A tree lets you compare branch shape, depth, and ancestor state. A flat list mostly just tells you that time passed.

Before and after: flat spans vs tree traces

View	What you see	What you miss	Best use
Flat span list	Ordered events and latency	Causality, nesting, branch ancestry	Quick timeline, export, basic monitoring
Tree trace	Parent-child execution structure	Less compact, harder to eyeball at first	Debugging, replay, root-cause analysis
Causal graph	Dependency between actions	Implementation detail unless well-instrumented	Failure localization, contamination analysis

The important thing is not that lists are useless. It's that lists are the wrong source of truth once your workflow branches.

What does a better trace look like in practice?

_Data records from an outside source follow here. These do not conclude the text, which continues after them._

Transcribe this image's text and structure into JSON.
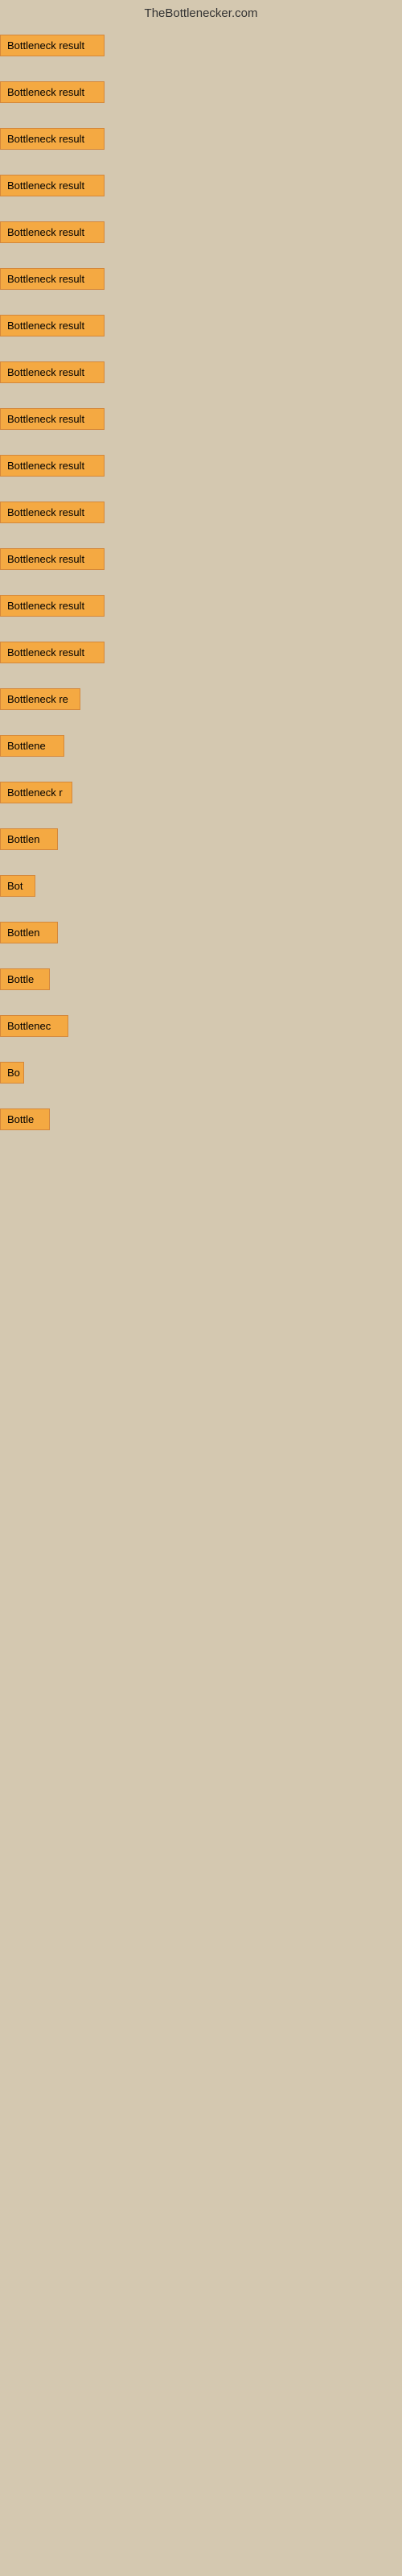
{
  "site_title": "TheBottlenecker.com",
  "items": [
    {
      "id": 1,
      "label": "Bottleneck result",
      "width": 130
    },
    {
      "id": 2,
      "label": "Bottleneck result",
      "width": 130
    },
    {
      "id": 3,
      "label": "Bottleneck result",
      "width": 130
    },
    {
      "id": 4,
      "label": "Bottleneck result",
      "width": 130
    },
    {
      "id": 5,
      "label": "Bottleneck result",
      "width": 130
    },
    {
      "id": 6,
      "label": "Bottleneck result",
      "width": 130
    },
    {
      "id": 7,
      "label": "Bottleneck result",
      "width": 130
    },
    {
      "id": 8,
      "label": "Bottleneck result",
      "width": 130
    },
    {
      "id": 9,
      "label": "Bottleneck result",
      "width": 130
    },
    {
      "id": 10,
      "label": "Bottleneck result",
      "width": 130
    },
    {
      "id": 11,
      "label": "Bottleneck result",
      "width": 130
    },
    {
      "id": 12,
      "label": "Bottleneck result",
      "width": 130
    },
    {
      "id": 13,
      "label": "Bottleneck result",
      "width": 130
    },
    {
      "id": 14,
      "label": "Bottleneck result",
      "width": 130
    },
    {
      "id": 15,
      "label": "Bottleneck re",
      "width": 100
    },
    {
      "id": 16,
      "label": "Bottlene",
      "width": 80
    },
    {
      "id": 17,
      "label": "Bottleneck r",
      "width": 90
    },
    {
      "id": 18,
      "label": "Bottlen",
      "width": 72
    },
    {
      "id": 19,
      "label": "Bot",
      "width": 44
    },
    {
      "id": 20,
      "label": "Bottlen",
      "width": 72
    },
    {
      "id": 21,
      "label": "Bottle",
      "width": 62
    },
    {
      "id": 22,
      "label": "Bottlenec",
      "width": 85
    },
    {
      "id": 23,
      "label": "Bo",
      "width": 30
    },
    {
      "id": 24,
      "label": "Bottle",
      "width": 62
    }
  ],
  "colors": {
    "badge_bg": "#f4a942",
    "badge_border": "#d4873a",
    "body_bg": "#d4c8b0"
  }
}
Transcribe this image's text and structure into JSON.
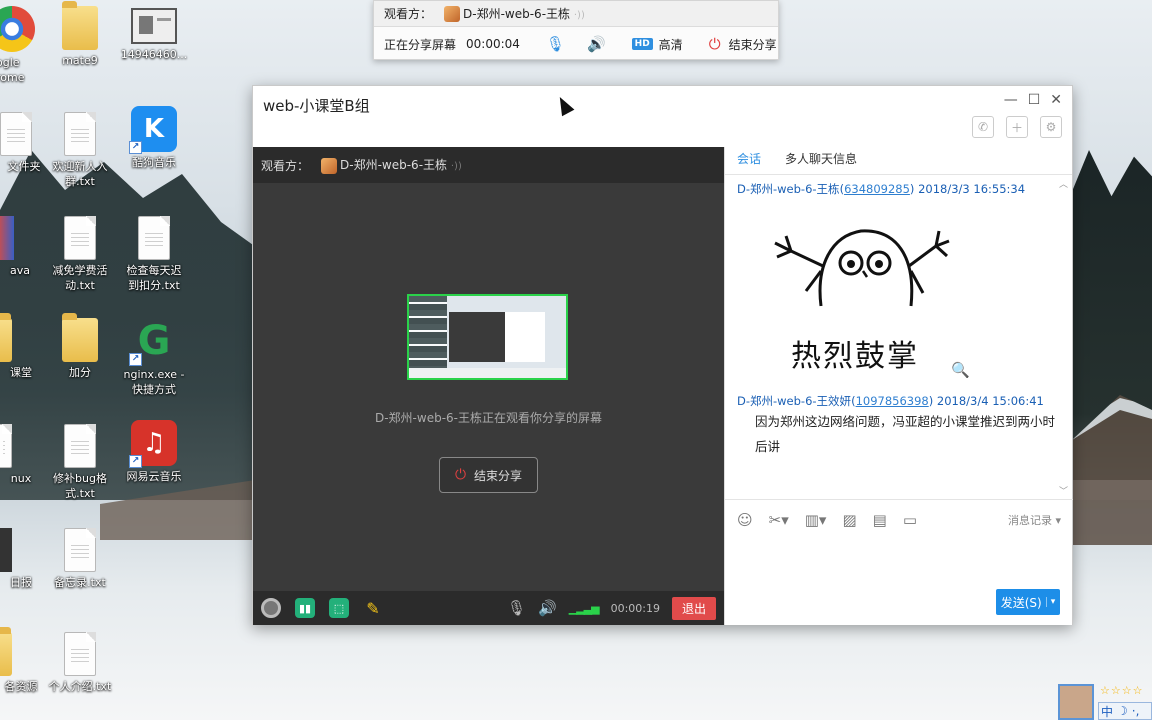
{
  "desktop": {
    "icons": [
      {
        "id": "chrome",
        "label": "ogle\nrome"
      },
      {
        "id": "mate9",
        "label": "mate9"
      },
      {
        "id": "photo",
        "label": "14946460..."
      },
      {
        "id": "folder1",
        "label": "文件夹"
      },
      {
        "id": "welcome",
        "label": "欢迎新人入\n群.txt"
      },
      {
        "id": "kugou",
        "label": "酷狗音乐"
      },
      {
        "id": "java",
        "label": "ava"
      },
      {
        "id": "tuition",
        "label": "减免学费活\n动.txt"
      },
      {
        "id": "checkin",
        "label": "检查每天迟\n到扣分.txt"
      },
      {
        "id": "classroom",
        "label": "课堂"
      },
      {
        "id": "bonus",
        "label": "加分"
      },
      {
        "id": "nginx",
        "label": "nginx.exe -\n快捷方式"
      },
      {
        "id": "linux",
        "label": "nux"
      },
      {
        "id": "bugfix",
        "label": "修补bug格\n式.txt"
      },
      {
        "id": "netease",
        "label": "网易云音乐"
      },
      {
        "id": "daily",
        "label": "日报"
      },
      {
        "id": "memo",
        "label": "备忘录.txt"
      },
      {
        "id": "resources",
        "label": "各资源"
      },
      {
        "id": "intro",
        "label": "个人介绍.txt"
      }
    ]
  },
  "sharebar": {
    "viewer_label": "观看方：",
    "viewer_name": "D-郑州-web-6-王栋",
    "sharing_label": "正在分享屏幕",
    "timer": "00:00:04",
    "hd_badge": "HD",
    "hd_label": "高清",
    "end_label": "结束分享"
  },
  "window": {
    "title": "web-小课堂B组",
    "share": {
      "viewer_label": "观看方：",
      "viewer_name": "D-郑州-web-6-王栋",
      "watching_text": "D-郑州-web-6-王栋正在观看你分享的屏幕",
      "end_button": "结束分享",
      "timer": "00:00:19",
      "exit_button": "退出"
    },
    "chat": {
      "tabs": [
        "会话",
        "多人聊天信息"
      ],
      "messages": [
        {
          "sender": "D-郑州-web-6-王栋",
          "qq": "634809285",
          "time": "2018/3/3 16:55:34",
          "sticker_text": "热烈鼓掌"
        },
        {
          "sender": "D-郑州-web-6-王效妍",
          "qq": "1097856398",
          "time": "2018/3/4 15:06:41",
          "body": "因为郑州这边网络问题，冯亚超的小课堂推迟到两小时后讲"
        }
      ],
      "history_label": "消息记录",
      "send_button": "发送(S)"
    }
  },
  "tray": {
    "ime": "中"
  },
  "colors": {
    "accent": "#2f8fe0",
    "danger": "#e14b4b",
    "signal": "#2ad24a"
  }
}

Here's the pattern I'd use. Start with a tree of actions, attach typed metadata to each node, and preserve the parent edge from every agent handoff. Then layer in causal links for data dependencies. That gives you a runtime tree for navigation and a causal graph for diagnosis [1][2].

root
├─ router: choose research agent
│  ├─ agent.research: search docs
│  └─ tool.search: returns ambiguous evidence
└─ router: escalate to verifier
   └─ verifier: retries with stricter prompt

That structure tells you immediately where the system branched, what it consumed, and why the next agent existed.

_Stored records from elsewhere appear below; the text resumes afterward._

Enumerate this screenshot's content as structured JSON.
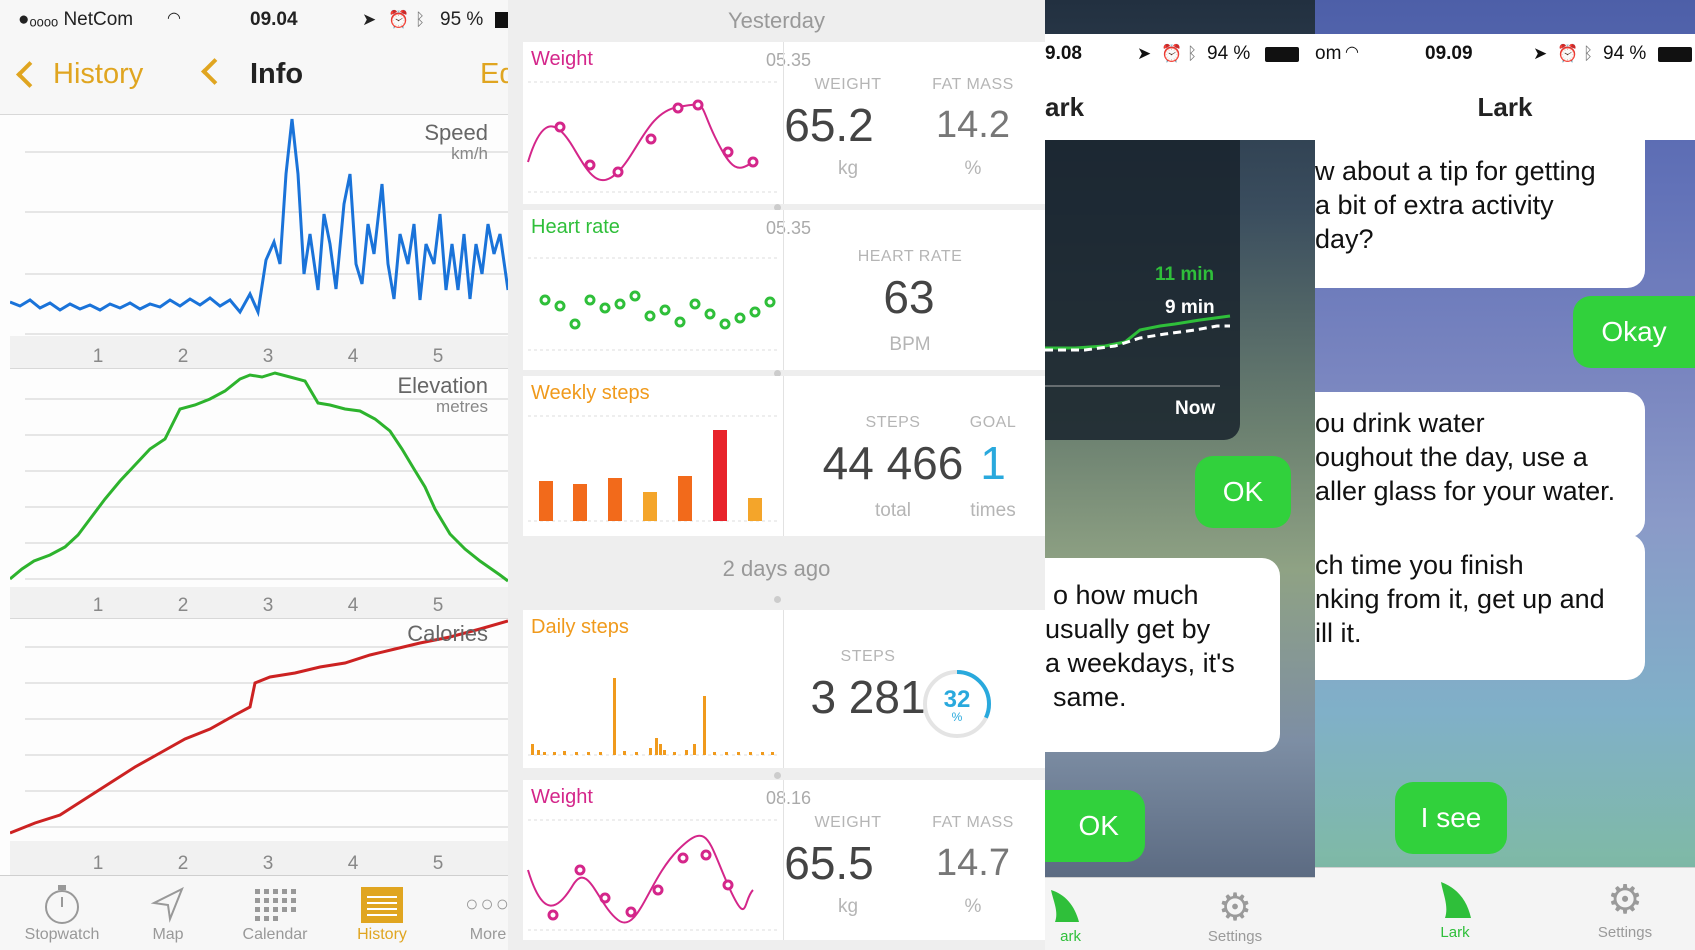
{
  "panel_a": {
    "status": {
      "carrier": "●ₒₒₒₒ NetCom",
      "time": "09.04",
      "battery": "95 %"
    },
    "nav": {
      "back_label": "History",
      "title": "Info",
      "edit_label": "Ed"
    },
    "charts": [
      {
        "title": "Speed",
        "unit": "km/h"
      },
      {
        "title": "Elevation",
        "unit": "metres"
      },
      {
        "title": "Calories",
        "unit": ""
      }
    ],
    "x_ticks": [
      "1",
      "2",
      "3",
      "4",
      "5"
    ],
    "tabs": [
      {
        "label": "Stopwatch",
        "icon": "stopwatch-icon"
      },
      {
        "label": "Map",
        "icon": "map-arrow-icon"
      },
      {
        "label": "Calendar",
        "icon": "calendar-grid-icon"
      },
      {
        "label": "History",
        "icon": "history-list-icon"
      },
      {
        "label": "More",
        "icon": "more-dots-icon"
      }
    ],
    "accent": "#e0a520",
    "series_colors": {
      "speed": "#1a73d9",
      "elevation": "#2db32d",
      "calories": "#cc2222"
    }
  },
  "panel_b": {
    "sections": {
      "yesterday": "Yesterday",
      "two_days": "2 days ago"
    },
    "cards": {
      "weight1": {
        "title": "Weight",
        "time": "05.35",
        "l1": "WEIGHT",
        "v1": "65.2",
        "u1": "kg",
        "l2": "FAT MASS",
        "v2": "14.2",
        "u2": "%"
      },
      "heart": {
        "title": "Heart rate",
        "time": "05.35",
        "l1": "HEART RATE",
        "v1": "63",
        "u1": "BPM"
      },
      "weekly": {
        "title": "Weekly steps",
        "l1": "STEPS",
        "v1": "44 466",
        "u1": "total",
        "l2": "GOAL",
        "v2": "1",
        "u2": "times"
      },
      "daily": {
        "title": "Daily steps",
        "l1": "STEPS",
        "v1": "3 281",
        "ring_value": "32",
        "ring_unit": "%",
        "ring_fraction": 0.32
      },
      "weight2": {
        "title": "Weight",
        "time": "08.16",
        "l1": "WEIGHT",
        "v1": "65.5",
        "u1": "kg",
        "l2": "FAT MASS",
        "v2": "14.7",
        "u2": "%"
      }
    },
    "colors": {
      "weight": "#d4268a",
      "heart": "#2fbf3a",
      "steps": "#f09a1c",
      "ring": "#29a9dd",
      "goal": "#29a9dd"
    }
  },
  "panel_c": {
    "status": {
      "time": "9.08",
      "battery": "94 %"
    },
    "title": "ark",
    "graph": {
      "label_a": "11 min",
      "label_b": "9 min",
      "now": "Now"
    },
    "bubbles": {
      "ok": "OK",
      "msg": [
        "o how much",
        "usually get by",
        "a weekdays, it's",
        "same."
      ],
      "ok2": "OK"
    },
    "tabs": [
      {
        "label": "ark",
        "icon": "lark-bird-icon"
      },
      {
        "label": "Settings",
        "icon": "gear-icon"
      }
    ]
  },
  "panel_d": {
    "status": {
      "carrier": "om",
      "time": "09.09",
      "battery": "94 %"
    },
    "title": "Lark",
    "bubbles": {
      "tip": [
        "w about a tip for getting",
        "a bit of extra activity",
        "day?"
      ],
      "okay": "Okay",
      "water": [
        "ou drink water",
        "oughout the day, use a",
        "aller glass for your water."
      ],
      "finish": [
        "ch time you finish",
        "nking from it, get up and",
        "ill it."
      ],
      "isee": "I see"
    },
    "tabs": [
      {
        "label": "Lark",
        "icon": "lark-bird-icon"
      },
      {
        "label": "Settings",
        "icon": "gear-icon"
      }
    ]
  }
}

How should teams instrument this without overbuilding?

Don't start with perfect observability. Start with the minimum set of structural events: choose-agent, tool-call, message-send, message-receive, memory-write, and outcome. Then add tree reconstruction on top of those events. Structured logging frameworks for agents already argue for richer runtime telemetry because static auditing is too weak for nondeterministic workflows [4].

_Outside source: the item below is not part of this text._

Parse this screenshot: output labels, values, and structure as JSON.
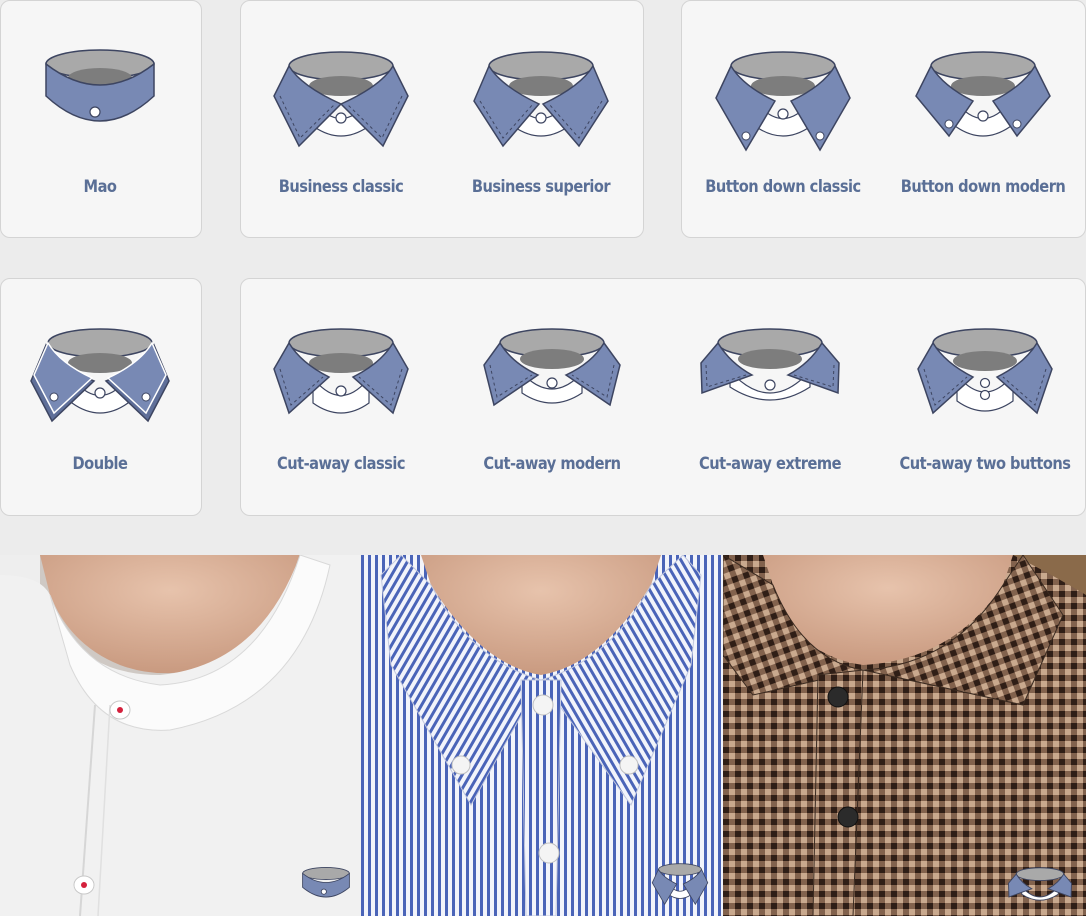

If you're building prompts or incident summaries from these logs, a tool like Rephrase can save time by turning rough notes into cleaner, action-oriented prompts for investigation or replay.

My take: tree-first tracing is the default now

If your system has more than one agent, flat spans are already a compromise. They're useful for transport, but not for understanding. Trees give you the shape of execution, and shape is what you need when the bug is hiding in a branch, not in the last line of output.

That's the big shift: trace the workflow the way it actually unfolds, then debug it the way causality works. If you want more practical prompting and AI workflow articles like this, check out the Rephrase blog.

References

Documentation & Research

AgentTrace: Causal Graph Tracing for Root Cause Analysis in Deployed Multi-Agent Systems - arXiv (link)
Trace-Level Analysis of Information Contamination in Multi-Agent Systems - arXiv (link)
STRUCTUREDAGENT: Planning with AND/OR Trees for Long-Horizon Web Tasks - arXiv (link)
AgentTrace: A Structured Logging Framework for Agent System Observability - arXiv (link)

Frequently asked

Why are trees better than flat span lists for agent tracing?

Trees preserve parent-child relationships, causality, and nested decisions. Flat lists show order, but they hide why a branch happened and what it depended on.

How do I debug a failed multi-agent run?

Start at the error node and trace backward through the causal graph to the first decision that changed the path. That usually finds the root cause faster than reading the whole timeline.

Can flat spans still be useful?

Yes, as an export format or quick timeline. But for production debugging, they work best as a view on top of a tree, not as the source of truth.